The present study adds to the past work on the relationship between women's autonomy and child growth in a number of ways. First, it has collaborated past research showing a positive link between women's autonomy and child nutrition and also adds that the protective effect of autonomy is dependent on child's age. Though autonomy is a multidimensional construct, the majority of past research focuses on one of two dimensions of autonomy such as decision-making autonomy. This study differs in that several dimensions of maternal autonomy were measured concurrently as a multidimensional concept. The results have shown that different dimensions do have differing impacts on child nutrition and this is relevant to public health interventions because the most important aspects of women's autonomy were made clearer.

Furthermore, the study tested the relationship between women's autonomy and anthropometric measures of child growth and found that it associated with only length-for-age Z-score (LAZ) but not weight-for-age (WAZ) and weight-for-length (WLZ).

However, there are some limitations to the study which need to be considered. The analytical cross-sectional study design limits the ability to draw any causal conclusions since the problem of bias cannot be ruled out. Furthermore, one round of 24-hour dietary recall was used to calculate dietary intake. The method is retrospective and therefore depends on memory and the ability of respondents to recall accurately. Recall bias could not be ruled out completely. The 24-hour dietary recall may not truly represent the usual intake. However, a single 24 hour provides an estimate of mean intake of foods and nutrients(66).

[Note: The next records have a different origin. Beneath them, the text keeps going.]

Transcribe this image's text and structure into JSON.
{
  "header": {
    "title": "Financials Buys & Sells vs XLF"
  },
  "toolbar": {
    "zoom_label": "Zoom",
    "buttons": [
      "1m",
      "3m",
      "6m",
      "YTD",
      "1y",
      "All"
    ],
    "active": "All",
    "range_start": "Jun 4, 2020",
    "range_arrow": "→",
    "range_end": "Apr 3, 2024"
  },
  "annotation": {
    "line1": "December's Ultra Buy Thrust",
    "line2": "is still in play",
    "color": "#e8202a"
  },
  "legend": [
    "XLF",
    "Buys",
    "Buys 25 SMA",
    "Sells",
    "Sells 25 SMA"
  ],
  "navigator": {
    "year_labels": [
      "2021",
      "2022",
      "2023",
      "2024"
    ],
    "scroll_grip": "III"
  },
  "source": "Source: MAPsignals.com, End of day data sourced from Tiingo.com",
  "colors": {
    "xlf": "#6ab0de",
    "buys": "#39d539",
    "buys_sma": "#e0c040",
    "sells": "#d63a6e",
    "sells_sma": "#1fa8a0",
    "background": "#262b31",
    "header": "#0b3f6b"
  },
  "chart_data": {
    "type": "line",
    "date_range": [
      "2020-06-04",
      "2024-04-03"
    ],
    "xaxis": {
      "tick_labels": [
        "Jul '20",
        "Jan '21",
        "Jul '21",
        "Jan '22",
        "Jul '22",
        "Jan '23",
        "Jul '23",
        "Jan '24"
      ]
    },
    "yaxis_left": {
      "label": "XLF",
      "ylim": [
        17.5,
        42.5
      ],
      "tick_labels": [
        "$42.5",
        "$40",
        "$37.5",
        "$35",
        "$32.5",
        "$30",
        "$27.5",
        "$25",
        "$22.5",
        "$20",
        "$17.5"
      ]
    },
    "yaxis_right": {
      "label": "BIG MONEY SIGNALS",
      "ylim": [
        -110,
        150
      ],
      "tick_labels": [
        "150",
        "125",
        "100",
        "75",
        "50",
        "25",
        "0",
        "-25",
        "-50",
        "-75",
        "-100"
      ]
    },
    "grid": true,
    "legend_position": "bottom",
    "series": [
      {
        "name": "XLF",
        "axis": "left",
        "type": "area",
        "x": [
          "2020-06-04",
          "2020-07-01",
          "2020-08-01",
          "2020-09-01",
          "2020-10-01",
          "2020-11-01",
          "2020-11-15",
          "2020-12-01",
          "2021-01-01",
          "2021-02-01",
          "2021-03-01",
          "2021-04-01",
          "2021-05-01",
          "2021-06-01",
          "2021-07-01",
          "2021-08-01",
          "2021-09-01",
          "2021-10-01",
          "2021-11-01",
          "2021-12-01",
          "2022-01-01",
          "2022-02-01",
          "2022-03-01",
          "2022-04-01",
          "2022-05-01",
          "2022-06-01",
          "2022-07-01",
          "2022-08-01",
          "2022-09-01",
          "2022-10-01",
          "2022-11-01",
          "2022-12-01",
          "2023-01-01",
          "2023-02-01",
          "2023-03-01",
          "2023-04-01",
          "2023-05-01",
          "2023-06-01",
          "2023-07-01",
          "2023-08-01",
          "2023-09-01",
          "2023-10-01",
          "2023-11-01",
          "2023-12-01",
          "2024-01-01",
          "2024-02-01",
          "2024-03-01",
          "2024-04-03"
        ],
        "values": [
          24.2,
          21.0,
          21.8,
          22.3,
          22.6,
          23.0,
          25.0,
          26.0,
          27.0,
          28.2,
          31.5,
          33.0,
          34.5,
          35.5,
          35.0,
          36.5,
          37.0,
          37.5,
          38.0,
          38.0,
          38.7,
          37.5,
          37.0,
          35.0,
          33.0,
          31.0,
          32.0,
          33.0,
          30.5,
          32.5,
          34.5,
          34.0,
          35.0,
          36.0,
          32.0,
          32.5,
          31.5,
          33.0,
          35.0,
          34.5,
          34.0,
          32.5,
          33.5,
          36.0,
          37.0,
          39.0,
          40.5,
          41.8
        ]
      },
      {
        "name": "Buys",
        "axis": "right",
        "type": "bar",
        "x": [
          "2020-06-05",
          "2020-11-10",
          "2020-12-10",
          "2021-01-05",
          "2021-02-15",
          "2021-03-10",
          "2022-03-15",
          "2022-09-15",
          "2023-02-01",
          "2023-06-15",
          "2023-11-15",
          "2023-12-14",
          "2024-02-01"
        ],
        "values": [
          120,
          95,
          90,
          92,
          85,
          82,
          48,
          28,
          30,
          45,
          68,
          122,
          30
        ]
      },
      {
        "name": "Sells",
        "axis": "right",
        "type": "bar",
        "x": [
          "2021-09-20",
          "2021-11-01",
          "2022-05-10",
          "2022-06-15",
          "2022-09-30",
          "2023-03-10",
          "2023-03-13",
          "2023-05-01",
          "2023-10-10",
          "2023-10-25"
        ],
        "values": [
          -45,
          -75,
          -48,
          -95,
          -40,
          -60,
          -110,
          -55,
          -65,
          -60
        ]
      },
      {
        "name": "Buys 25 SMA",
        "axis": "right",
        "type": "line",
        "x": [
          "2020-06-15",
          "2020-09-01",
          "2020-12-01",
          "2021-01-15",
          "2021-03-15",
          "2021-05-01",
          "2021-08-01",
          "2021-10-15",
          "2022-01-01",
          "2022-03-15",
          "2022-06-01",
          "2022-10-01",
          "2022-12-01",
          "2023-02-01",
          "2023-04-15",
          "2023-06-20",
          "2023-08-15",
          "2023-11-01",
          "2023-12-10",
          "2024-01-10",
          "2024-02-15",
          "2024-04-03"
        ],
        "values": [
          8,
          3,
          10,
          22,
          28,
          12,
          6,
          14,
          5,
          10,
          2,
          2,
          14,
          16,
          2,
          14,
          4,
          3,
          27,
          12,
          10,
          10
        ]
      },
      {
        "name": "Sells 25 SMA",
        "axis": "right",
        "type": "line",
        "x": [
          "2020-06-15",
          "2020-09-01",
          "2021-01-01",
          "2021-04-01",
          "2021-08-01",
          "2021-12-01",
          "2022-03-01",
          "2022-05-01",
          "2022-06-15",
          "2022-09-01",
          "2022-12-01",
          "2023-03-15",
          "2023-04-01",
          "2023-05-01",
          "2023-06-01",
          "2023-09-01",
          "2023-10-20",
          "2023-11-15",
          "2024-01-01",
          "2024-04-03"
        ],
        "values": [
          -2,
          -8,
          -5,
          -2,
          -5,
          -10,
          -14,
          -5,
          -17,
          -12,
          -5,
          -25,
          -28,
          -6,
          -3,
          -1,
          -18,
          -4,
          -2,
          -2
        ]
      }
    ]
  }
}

Another limitation of this study was that only women were interviewed. Ghuman et al.(67) suggested that measurements of women's autonomy change depending on whom – a woman or her husband – was interviewed. Nonetheless, our results have thrown more light on the association between maternal autonomy and nutritional status of children less than 2 years in the Bawku West District of Ghana.

Conclusions and recommendations

The findings of the study suggest that high women's autonomy was strongly and positively associated with mean height-for-age Z-score (HAZ and MAD). Therefore, policies and nutrition interventions focusing on women's autonomy may enhance women's ability to make health care decisions for themselves and their children, thereby speeding progress towards accomplishing many of the SDGs targeted at women and children.

Acknowledgements

I wish to acknowledge the co-operation of the study mothers and the community health volunteers during the data collection. Sincere thanks also go to members of the Bawku West District Health Directorate for their support.

There were no conflicts of interest.

This sole authorship by M.S. who contributed to all aspects of the research including the study design, data collection, statistical analyses interpretation of results and manuscript write-up.